Friday, August 29, 2008

Rediscovering You.

Now I know that this is part of your grand plan for me, to rediscover you. To realize that even while I think that I am alone, you have been with me all the while.

And solitude is your way of letting me seek you out, maybe because you have gotten tired of watching me make a fool of myself all the time. Maybe you have gotten tired of waiting for me to pass on to you the burden that I should not have been carrying in the first place. And I no longer have to tell you how heavy it was. Because, of course, you know that already.  And you also know that this time, I just might not be able to bear it alone.

Through solitude, you were able to talk to me again, because there’s the absence of noise clouding your calls for me to return to you, to reestablish the relationship that I have built with you for years.

You see, freedom has gotten into my head.
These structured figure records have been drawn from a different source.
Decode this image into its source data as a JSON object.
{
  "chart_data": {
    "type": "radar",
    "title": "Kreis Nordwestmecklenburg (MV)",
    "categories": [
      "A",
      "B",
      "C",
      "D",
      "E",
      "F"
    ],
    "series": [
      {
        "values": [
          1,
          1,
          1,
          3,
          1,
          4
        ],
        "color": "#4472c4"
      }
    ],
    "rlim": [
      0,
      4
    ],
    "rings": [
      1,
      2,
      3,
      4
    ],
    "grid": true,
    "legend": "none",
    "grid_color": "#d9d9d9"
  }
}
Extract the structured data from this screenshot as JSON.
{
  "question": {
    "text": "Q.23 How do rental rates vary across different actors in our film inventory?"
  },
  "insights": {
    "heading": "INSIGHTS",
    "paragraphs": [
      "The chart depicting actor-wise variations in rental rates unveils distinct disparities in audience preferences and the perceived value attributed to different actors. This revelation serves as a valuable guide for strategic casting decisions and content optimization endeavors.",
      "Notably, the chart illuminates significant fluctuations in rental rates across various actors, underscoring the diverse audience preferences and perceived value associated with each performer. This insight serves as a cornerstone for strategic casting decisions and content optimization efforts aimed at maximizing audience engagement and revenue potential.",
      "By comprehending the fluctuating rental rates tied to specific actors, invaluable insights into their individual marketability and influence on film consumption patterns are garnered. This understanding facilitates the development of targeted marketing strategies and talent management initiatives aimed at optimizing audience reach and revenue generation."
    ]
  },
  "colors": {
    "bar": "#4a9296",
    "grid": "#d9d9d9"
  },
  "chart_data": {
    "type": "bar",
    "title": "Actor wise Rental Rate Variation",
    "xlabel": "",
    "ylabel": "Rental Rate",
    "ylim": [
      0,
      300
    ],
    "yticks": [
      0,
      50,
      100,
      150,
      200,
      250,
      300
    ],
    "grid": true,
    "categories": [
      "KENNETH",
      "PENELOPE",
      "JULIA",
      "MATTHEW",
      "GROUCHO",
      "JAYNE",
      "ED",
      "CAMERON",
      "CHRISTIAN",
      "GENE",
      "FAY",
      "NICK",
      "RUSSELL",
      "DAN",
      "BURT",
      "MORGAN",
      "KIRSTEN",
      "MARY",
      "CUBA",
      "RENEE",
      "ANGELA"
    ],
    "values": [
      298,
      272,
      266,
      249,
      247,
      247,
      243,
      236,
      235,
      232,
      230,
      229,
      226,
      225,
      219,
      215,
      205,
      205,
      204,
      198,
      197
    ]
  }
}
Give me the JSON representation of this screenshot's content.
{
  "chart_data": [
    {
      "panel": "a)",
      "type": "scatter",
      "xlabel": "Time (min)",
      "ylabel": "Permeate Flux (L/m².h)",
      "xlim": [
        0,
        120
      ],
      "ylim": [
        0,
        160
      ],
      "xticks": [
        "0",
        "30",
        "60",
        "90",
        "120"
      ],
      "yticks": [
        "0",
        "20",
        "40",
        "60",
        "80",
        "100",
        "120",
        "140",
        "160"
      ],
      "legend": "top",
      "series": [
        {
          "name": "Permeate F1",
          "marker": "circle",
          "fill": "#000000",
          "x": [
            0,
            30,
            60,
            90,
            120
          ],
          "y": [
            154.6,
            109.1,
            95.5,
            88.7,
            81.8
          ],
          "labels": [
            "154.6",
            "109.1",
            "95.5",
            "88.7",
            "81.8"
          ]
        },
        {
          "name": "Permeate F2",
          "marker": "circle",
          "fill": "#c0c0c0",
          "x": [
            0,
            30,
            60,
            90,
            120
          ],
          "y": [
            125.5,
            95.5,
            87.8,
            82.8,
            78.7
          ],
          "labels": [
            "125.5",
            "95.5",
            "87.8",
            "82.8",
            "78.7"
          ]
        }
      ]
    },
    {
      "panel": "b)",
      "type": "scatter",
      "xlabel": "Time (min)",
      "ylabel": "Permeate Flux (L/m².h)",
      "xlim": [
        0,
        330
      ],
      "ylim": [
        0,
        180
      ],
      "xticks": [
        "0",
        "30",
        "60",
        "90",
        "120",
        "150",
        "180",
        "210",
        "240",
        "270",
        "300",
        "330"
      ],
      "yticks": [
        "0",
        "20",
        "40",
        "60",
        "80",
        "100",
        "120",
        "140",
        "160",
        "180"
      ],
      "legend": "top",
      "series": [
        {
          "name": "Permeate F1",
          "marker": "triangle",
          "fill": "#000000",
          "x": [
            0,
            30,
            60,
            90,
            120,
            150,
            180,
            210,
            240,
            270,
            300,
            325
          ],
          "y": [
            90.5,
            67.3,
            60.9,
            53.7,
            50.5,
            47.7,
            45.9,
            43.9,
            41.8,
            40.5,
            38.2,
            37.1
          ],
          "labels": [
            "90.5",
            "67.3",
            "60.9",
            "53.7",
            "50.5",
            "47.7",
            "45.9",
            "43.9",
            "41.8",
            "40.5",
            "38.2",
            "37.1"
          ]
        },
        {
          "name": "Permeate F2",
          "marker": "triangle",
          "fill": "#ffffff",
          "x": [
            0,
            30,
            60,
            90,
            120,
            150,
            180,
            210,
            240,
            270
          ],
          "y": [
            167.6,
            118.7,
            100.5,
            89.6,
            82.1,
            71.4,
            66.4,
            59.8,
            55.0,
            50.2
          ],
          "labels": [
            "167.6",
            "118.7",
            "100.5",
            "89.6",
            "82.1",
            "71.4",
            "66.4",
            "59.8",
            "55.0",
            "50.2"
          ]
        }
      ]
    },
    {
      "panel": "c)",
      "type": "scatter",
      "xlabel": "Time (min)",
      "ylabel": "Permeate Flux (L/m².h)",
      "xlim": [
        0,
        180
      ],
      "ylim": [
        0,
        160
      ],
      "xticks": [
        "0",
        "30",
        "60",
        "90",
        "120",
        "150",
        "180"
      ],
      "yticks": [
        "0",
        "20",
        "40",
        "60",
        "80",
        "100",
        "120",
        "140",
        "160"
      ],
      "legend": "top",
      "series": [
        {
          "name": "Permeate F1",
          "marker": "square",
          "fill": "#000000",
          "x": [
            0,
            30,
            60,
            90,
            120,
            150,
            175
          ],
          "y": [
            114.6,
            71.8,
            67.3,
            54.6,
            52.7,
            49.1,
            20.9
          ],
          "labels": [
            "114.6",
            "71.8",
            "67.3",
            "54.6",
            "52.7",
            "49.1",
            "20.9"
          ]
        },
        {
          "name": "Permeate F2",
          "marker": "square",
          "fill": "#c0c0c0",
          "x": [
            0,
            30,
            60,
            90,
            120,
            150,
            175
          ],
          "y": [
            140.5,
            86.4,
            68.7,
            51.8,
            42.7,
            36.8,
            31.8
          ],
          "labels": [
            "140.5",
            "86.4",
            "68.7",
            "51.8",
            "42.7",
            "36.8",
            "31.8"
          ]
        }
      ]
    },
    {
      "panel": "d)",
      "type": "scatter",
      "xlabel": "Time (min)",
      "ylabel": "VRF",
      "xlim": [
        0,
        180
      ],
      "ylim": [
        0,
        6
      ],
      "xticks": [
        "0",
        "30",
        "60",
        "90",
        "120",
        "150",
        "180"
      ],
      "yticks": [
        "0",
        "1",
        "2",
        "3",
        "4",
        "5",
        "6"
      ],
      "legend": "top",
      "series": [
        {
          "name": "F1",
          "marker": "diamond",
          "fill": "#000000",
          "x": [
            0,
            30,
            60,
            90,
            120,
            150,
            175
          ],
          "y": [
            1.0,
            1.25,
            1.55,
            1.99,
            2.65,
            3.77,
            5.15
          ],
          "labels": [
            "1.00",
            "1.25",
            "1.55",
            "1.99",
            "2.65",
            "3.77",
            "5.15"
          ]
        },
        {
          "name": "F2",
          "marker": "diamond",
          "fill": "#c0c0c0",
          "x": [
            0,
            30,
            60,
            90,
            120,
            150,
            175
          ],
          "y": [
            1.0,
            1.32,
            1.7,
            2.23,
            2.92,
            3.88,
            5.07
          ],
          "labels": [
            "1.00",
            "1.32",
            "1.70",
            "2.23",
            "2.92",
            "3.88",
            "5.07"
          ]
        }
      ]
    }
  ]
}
And I have proven myself inept of handling the responsibilities that came with the freedom that you allowed me. But you knew this was coming, that is why you are trying to save me now from myself. And maybe this is yet another way of teaching me some important lessons that I would be making use of as I go through life. You allowed me to experience all these so that, when I come out of it, I’d have gained more wisdom and insight. And you know that there is no other way you could have taught me these.

And with me knowing that, the “feeling good” that I’m feeling right now is not that impossible to believe.

It’s nice to finally have gotten rid of the thoughts that are keeping me from being happy and from moving swiftly into life, the way I had been doing before I started collecting my own emotional garbage.

I could never thank you enough for reminding me of all these things.

Right now, I can go to sleep without a heavy heart, knowing well that you have plans for me. Those might not be similar to what I have planned for myself, but I trust that you know what is best for me and with you taking the lead, I am confident that I will be able walk the right way towards achieving it.